People assume that they will still be able to return to the U.S. to visit friends and family even after giving up their citizenship, but recent events have shown this to be a dangerous assumption. Roger Ver, also known as Bitcoin Jesus, gave up his citizenship and has just seen his request for a non-immigrant visa rejected.
The U.S. Embassy in Barbados claimed that Ver could not demonstrate sufficiently strong ties to his new home to convince them that he would definitely return following his visit to the States, but his application may also have been rejected due to his setting-up of a website which helps wealthy Americans buy citizenship in St. Kitts and Nevis.

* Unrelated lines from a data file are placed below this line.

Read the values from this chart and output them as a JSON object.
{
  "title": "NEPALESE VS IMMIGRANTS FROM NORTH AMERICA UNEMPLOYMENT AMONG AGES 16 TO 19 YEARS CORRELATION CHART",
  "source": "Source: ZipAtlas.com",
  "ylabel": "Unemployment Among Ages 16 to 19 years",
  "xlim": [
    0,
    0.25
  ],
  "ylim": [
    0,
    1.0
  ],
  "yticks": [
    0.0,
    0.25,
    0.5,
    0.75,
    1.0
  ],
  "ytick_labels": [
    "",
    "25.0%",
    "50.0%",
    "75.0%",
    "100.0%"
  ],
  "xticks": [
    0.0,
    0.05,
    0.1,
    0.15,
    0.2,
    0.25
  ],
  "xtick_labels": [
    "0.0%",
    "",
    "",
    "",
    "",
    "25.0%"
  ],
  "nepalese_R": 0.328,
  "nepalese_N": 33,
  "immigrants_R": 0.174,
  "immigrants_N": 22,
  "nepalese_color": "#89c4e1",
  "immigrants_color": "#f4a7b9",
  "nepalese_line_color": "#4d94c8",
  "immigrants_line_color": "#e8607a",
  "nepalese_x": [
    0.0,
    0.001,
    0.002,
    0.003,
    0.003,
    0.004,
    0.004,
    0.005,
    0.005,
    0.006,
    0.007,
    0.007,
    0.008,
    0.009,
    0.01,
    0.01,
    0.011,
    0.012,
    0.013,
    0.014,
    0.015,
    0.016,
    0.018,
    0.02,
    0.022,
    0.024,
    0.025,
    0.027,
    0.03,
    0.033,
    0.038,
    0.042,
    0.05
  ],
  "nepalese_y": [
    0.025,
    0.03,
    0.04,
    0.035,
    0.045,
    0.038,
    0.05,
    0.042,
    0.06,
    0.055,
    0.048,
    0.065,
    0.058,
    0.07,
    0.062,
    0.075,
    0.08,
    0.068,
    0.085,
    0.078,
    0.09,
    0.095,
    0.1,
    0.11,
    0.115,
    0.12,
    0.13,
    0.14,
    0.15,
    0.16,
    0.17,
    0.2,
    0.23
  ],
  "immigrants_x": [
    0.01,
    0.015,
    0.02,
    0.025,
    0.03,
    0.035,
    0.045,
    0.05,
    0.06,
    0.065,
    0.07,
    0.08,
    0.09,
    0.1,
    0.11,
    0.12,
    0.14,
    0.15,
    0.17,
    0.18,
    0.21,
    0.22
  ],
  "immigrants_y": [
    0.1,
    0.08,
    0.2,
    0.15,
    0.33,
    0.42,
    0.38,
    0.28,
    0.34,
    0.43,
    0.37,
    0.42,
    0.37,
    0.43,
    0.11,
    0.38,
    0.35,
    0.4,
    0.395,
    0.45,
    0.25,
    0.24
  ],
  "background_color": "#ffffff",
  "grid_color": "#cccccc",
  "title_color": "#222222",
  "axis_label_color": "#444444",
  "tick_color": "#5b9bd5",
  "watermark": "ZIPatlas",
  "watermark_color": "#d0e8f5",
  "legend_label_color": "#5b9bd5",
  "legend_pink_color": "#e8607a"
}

Record numbers of Americans are renouncing their citizenship, with 2013 alone seeing a 221% increase. It is thought that many more are not included on official lists. Previously it did not matter what your motivations were for leaving, but Senators Chuck Schumer and Bob Casey introduced a bill which will double the exit tax to 30% if you leave for tax reasons.
U.S. Citizenship exit requirements
In order to leave the U.S. you prove that you have complied with tax laws for a period of 5 years. Those with a net worth of over $2 million, or average annual net income tax over the past 5 years of $157,000 or more for 2014, are subject to an exit tax. Think of it as a capital gain tax, which handily has an exception of $680,000 for 2014. You may also be required to pay the tax as a long-term resident giving up your Green Card.
These taxes do not seem to be discouraging people from leaving, perhaps because of the fact that with careful planning the tax can be vastly reduced or eliminated. Although it may be possible to reduce your tax burden, the shifting immigration situation should discourage people from acting hastily. You might end up barred from your own country.